Spy shots are everywhere right now. China doesn’t keep secrets for long, and the Denza Z Track Edition is no exception. It’s been caught in the wild. Nearly ready. Just some sticky camo on the wheels and that front badge. The global debut is locked in for July 9. And where will it happen?
Goodwood Festival of Speed.
This is a pivot for BYD. They’re skipping the domestic first impression for this lineup. Global audiences first. A smart move? Maybe. They’re calling Goodwood “the century-old hall of racing,” placing their new electric roadster among internal combustion legends. Bold. Arrogant. Necessary?
Skin Deep
Look at it.
It’s wider. Angrier. Denza didn’t just slap a spoiler on it; they re-engineered the face. Bigger front vents. A longer splitter. The rear has a proper diffuser now. A large spoiler too.
The spy shots reveal the details. Side vents near the wheel wells? That’s not aesthetic flair. That’s brake cooling. Airflow optimization. They want to kill the wheel-well drag. Every bit of air matters when you’re hitting speeds that feel illegal.
The complete aero package isn’t just about looking mean—it’s about staying planted when physics starts arguing with you.
Speed is the headline grabber.
MIIT filings put the top speed at 350 km/h. Denza says 0–100 km/h will happen in less than two seconds. Less than two seconds for 1,500-plus horsepower. Do you need brakes if you hit the wall at 90 miles per hour?
The tires give away the aggression. Up front, it’s a 275/35 R21. In the rear, they’re rocking 325-30 R21s. Wide. Sticky. Expensive.
Under the Hood (or Floor)
There are three versions coming.
A convertible. A hardtop. And this track-focused beast. The good news for gearheads? They all share the same heart. A tri-motor setup. One motor on the front pushing 500 kW. Two on the back combining for 680 kW.
Do the math.
That’s 1,180 kilowatts.

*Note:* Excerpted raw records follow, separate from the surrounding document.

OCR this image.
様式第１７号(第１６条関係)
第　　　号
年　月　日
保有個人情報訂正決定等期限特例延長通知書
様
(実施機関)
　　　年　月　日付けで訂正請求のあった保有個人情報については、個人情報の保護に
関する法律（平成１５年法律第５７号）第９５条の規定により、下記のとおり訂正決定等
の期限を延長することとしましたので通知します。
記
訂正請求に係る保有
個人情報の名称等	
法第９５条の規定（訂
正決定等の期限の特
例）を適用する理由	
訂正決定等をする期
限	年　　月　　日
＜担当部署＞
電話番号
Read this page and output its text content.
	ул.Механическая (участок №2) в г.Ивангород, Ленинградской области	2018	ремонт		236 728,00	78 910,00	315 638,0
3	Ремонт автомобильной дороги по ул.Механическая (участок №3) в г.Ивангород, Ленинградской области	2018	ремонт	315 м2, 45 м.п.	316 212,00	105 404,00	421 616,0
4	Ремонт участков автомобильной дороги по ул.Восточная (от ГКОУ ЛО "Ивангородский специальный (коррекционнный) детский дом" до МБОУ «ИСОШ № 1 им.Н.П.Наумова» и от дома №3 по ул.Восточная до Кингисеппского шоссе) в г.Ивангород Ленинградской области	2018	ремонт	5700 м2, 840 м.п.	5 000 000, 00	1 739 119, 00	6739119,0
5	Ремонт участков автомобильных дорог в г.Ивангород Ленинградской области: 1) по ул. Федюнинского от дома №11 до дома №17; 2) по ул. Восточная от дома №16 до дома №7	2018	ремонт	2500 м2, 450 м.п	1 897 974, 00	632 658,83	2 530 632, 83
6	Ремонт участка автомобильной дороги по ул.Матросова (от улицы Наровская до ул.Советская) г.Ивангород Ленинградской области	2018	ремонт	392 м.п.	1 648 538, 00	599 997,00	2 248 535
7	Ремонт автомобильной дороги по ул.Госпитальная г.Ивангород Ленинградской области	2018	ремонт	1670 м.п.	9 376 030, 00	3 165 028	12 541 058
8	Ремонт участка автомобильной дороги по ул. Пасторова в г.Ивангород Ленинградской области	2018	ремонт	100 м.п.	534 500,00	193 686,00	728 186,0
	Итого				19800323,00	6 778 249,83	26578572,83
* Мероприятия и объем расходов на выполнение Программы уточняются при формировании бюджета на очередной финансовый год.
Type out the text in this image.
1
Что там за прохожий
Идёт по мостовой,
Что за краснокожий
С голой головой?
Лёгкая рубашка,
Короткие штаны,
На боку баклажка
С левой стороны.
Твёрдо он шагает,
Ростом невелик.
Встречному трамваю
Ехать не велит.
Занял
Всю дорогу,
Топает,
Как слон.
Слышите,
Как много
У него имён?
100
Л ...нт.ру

Which converts to roughly 1,582 horsepower.
Yes. All trims have the same peak output.
So why buy the Track Edition? If the power is identical, the difference is in the details. Tuning. Aero. Weight savings. It likely packs BYD’s Blade Battery 2.0 (LFP), but we don’t know the capacity yet. It won’t be the long-distance cruiser. It’ll be the sprinter.
The chassis tech is serious though.
- Steer-by-wire chassis (developed in-house).

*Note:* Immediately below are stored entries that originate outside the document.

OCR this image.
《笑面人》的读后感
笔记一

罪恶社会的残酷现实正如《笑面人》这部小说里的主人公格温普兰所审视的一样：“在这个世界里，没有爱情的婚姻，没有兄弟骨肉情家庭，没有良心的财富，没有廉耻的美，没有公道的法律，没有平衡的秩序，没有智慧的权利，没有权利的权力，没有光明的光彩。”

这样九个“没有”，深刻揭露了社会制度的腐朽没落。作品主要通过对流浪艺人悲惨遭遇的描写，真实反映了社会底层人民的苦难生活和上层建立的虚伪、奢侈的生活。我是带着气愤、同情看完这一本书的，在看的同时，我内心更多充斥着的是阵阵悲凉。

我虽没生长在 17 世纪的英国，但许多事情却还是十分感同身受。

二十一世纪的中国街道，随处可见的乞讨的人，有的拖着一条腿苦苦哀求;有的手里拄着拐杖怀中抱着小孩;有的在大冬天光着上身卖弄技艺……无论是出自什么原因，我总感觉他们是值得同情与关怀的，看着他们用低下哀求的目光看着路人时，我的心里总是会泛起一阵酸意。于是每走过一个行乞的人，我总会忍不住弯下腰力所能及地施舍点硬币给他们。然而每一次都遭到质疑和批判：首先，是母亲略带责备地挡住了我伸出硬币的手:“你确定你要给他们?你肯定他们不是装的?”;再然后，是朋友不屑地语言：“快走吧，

- e3 (Yi San Fang) vehicle control platform.
- Disus-M active suspension with road sensing.
- God’s Eye 5.0 driving assist.
Flash charging too. Because waiting three hours to charge a toy is no fun.
The hardtop is already sitting 20mm lower than the convertible. The Track Edition? It grows in length to 4,870mm to accommodate all the extra wing and diffuser hardware. The convertible is 4,780mm wide. These things are not for city parking garages.
Not a Volume Seller
Sales are climbing, but don’t expect the Denza Z to move units like a grocery getter.

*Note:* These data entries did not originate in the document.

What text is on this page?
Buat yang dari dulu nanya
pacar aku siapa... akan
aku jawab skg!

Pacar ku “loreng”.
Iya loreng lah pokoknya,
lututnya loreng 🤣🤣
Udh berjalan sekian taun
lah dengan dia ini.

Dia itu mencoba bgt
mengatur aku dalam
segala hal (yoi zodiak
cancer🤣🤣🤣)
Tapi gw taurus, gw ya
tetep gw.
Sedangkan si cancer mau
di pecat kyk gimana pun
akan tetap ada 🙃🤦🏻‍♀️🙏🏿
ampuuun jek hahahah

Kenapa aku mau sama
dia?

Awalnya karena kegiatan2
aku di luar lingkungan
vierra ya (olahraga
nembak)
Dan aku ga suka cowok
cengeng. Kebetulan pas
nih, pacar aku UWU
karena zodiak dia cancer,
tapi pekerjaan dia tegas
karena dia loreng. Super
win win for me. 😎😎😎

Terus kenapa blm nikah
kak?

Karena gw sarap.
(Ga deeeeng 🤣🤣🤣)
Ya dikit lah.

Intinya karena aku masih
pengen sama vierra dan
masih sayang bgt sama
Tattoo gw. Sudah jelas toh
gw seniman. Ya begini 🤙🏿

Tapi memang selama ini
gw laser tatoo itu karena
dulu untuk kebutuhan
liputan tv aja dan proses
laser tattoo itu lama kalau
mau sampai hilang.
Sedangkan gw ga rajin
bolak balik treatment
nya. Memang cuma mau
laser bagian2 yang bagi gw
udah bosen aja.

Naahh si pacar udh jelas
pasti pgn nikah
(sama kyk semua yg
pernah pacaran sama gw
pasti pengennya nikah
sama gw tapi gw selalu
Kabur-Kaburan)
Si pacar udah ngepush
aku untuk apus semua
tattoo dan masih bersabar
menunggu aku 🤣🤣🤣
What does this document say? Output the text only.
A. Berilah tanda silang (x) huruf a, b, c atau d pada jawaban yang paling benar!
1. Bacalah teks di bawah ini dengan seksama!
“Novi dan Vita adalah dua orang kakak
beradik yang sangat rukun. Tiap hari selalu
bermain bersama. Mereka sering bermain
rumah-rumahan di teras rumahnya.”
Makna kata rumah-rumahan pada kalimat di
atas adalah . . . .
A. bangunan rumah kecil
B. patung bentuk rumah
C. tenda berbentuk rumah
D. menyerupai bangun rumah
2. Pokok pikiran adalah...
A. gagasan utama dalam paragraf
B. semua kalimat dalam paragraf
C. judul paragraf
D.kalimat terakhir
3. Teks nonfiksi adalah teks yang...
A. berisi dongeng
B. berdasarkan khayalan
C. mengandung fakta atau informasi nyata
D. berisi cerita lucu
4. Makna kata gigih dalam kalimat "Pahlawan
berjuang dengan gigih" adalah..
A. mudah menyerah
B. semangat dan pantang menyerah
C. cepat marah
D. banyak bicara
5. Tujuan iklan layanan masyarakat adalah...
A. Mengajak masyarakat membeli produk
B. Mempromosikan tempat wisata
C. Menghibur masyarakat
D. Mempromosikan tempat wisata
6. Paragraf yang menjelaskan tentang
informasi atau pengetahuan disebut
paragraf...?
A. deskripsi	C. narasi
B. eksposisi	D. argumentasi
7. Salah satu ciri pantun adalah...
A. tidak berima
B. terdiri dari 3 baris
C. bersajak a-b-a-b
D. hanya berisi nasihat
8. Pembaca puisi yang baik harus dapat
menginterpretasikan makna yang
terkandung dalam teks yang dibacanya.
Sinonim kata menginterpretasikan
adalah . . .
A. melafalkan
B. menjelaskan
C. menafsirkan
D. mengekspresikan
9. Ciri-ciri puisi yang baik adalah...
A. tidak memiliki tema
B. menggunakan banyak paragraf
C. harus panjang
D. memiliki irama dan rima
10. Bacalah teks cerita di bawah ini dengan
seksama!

Denza moved 15,621 units in May 2022 (data shows May 2026 in source, likely a typo for current context, but we stick to the prompt’s date if forced or assume present day trends – prompt says 2026 so we use 2026). It’s approaching the peak from December 2025 of 17,6*47 units.
This car is a halo. Pure marketing credibility for places like the EU and North America where brand trust needs a shove.
It won’t make them money directly.
But it makes them look like they can build anything. That counts for something.
What’s left unsaid though is how these hyper-cars actually drive when you’re not trying to set records. Will the steer-by-wire feel dead? Or connected? The specs say yes to the latter. The street might say otherwise.